I love dreams and I had a fascinating one last night.
I dreamt that I was working in a school and was setting out seating prior to the arrival of a visiting speaker. He was going to give some form of presentation to one of the classes; Steve Milward’s group.
After a while I found out that the visitor was Bob Dylan and went along with some other people to meet him. He was very affable and I told him that I had once met him when he performed with Rolf Harris. He recalled the incident and said that he remembered meeting me then.
Dylan asked me what I was doing and I said that I was an indie writer and also trying to escape from this place which now began to seem rather less like a school and rather more like a Gulag.
‘I have the escape all planned,’ I told him.
The scene switched to where I was inspecting my fellow-escapees, all wearing fake uniforms, with Dylan looking on.
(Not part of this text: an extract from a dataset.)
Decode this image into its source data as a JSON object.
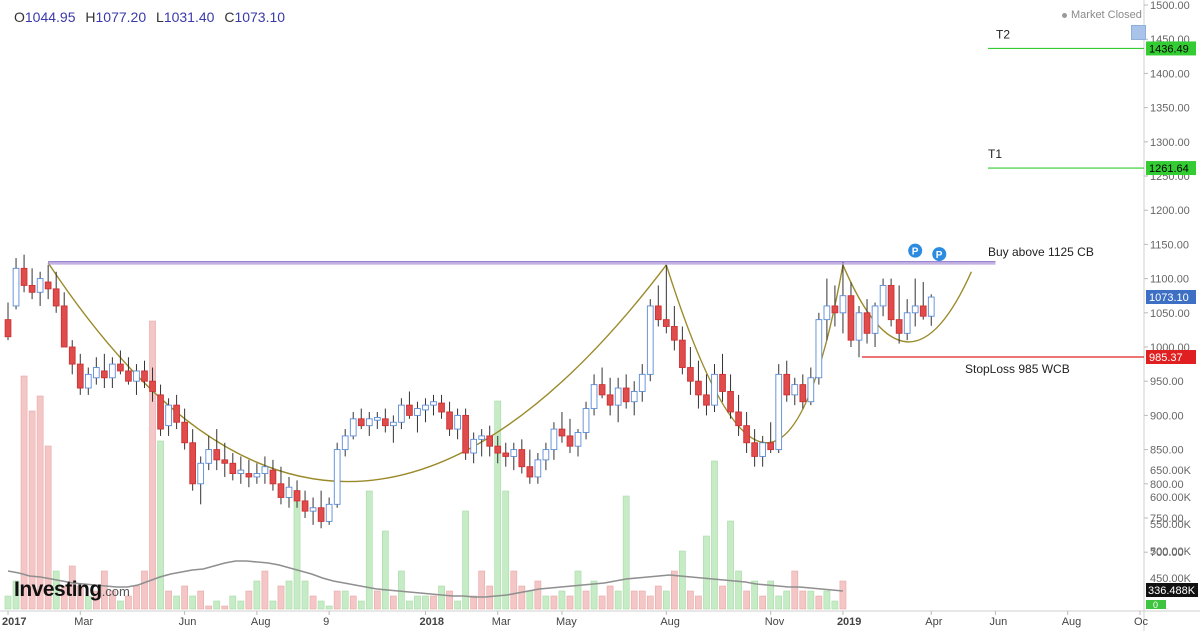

One skinny, forlorn-looking man with a beard was wearing carpet-slippers, or rather he was standing on the carpet-slippers with his feet attached to them by string.
We’ll never get away with him looking like that, I thought. ‘I’m going to have to leave you behind,’ I told him. ‘Otherwise the rest of us will never escaped.’
The man nodded, he understood, but there was tragedy in his eyes.
Dylan came across to me and told me I had done the right thing. ‘It is the sign of real leadership to make tough decisions for the greater good,’ he said. ‘In fact you can all come out with my party because it will be safer for you that way.’
And then I woke up.
So what does this dream mean to me? In what ways was my unconscious trying to make sense of the world?
I used to teach in a school and taught Steve Milward’s tutor group. It was to this class that I read my ‘The Guy Fawkes Contest’, my first short story, telling them it had been written by a friend. They were silent as I read, something which rarely happened with them. I saw that they were as enthralled as they had been by only two other stories, ‘To Light a Fire’ by Jack London and a story, I think it was called ‘Power’ about a child who frees a bird caught on an electricity wire.
I can write I thought, and this cemented my ambition to become a writer.
I was also a fan of Bob Dylan, having been told about him by my oldest friend, Brian who was then at Art College and is a very gifted artist.
As a child I loved Rolf Harris and ‘I’ve Lost My Mummy,’ was the first record I ever bought for myself.
I have never, to the best of my knowledge, been in a Gulag.
So what does it all mean?
My best guess is that it is my unconscious dealing with our leaving England and moving to France and with coming to terms with my new life as a writer.